表題番号:2003A-049 日付:2004/03/25
研究課題多自然居住地域における市町村合併の経緯とその意義
研究者所属(当時) 資格 氏名
(代表者) 教育学部 教授 宮口 とし廸
研究成果概要
 本研究は、一昨年度から昨年度にかけて科学研究費および特定課題研究費の助成を受けて実施した、「多自然居住地域の創造のための地域連携の実態調査と展望」の更なる発展として、現実に進んでいる市町村合併の状況の中での多自然居住地域の創造の可能性を検討しようというものである。今回は前年度に取り上げた4地域の中から特に熊本県阿蘇地域について現地ヒアリングを行った。
 阿蘇地域(阿蘇郡)12町村は、当初県が阿蘇郡全体が一体となる合併案を提示したものの、これに対する支持はなく、4ないし5のグループに分かれる様相を見せた。その後の紆余曲折を経て、現在次のような展開を見せている。

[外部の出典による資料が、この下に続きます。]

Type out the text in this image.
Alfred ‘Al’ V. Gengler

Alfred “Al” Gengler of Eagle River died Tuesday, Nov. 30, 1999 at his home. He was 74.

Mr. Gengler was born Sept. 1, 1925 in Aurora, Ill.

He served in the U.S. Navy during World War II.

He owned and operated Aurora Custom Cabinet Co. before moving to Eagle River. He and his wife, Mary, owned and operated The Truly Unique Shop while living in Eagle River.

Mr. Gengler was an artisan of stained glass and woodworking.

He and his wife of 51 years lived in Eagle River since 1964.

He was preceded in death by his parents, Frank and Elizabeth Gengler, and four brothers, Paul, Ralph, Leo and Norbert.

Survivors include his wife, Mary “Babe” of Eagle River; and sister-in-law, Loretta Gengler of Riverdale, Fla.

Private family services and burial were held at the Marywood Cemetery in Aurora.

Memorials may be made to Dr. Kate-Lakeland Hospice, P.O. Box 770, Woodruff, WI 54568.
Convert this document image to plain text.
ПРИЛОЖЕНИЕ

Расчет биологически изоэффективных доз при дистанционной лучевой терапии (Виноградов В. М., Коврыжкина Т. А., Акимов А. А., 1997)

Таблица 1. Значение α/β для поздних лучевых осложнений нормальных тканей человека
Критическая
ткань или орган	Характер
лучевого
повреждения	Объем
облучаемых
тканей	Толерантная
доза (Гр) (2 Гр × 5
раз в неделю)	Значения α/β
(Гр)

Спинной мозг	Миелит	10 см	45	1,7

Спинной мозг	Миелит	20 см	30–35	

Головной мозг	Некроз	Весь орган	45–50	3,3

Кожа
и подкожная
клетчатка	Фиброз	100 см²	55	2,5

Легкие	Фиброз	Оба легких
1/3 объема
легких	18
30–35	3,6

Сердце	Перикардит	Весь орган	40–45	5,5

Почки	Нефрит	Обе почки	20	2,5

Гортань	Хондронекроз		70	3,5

 阿蘇外輪山の中の北部は阿蘇地域の中心部ともいえる地域であるが、ここでは阿蘇町・一宮町に外輪山東側の産山村・波野村の協議会が作られ、現在産山村が離脱中である。外輪山の北部はかつて小国郷と呼ばれた小国町と南小国町の2町の協議会で検討中である。南郷谷と呼ばれる南部では、長陽村・久木野村・白水村が南阿蘇村を作ることに決している。ここはあえて村を名乗る。その東の高森町は合併しないで単独で歩む姿勢を強め、最も南の蘇陽町は南西部に隣接する清和村・矢部町との合併を選んだ。また外輪山の西側になる西原村は、熊本市をも含めて、西部平野部での合併の以降である。
 これらの推移の状況には、住民とのやり取りを含む手続き上の問題がかかわっていると見られるが、それに加えて、住民の生活行動から浮かび上がってくる圏域のあり方を反映している面も強く見られる。産山村は昨年の調査で、病院・高級な消費財などの機能において、隣町を超えて熊本市の利用が目立っており、蘇陽町も、矢部町という阿蘇地域外の機能の利用が目立った。西原村にいたっては多くの機能を熊本市で充足しており、現在の市町村合併の動きは、古い時代の枠組みとは無関係に、住民の生活行動を反映するものになりつつあることが見出せた。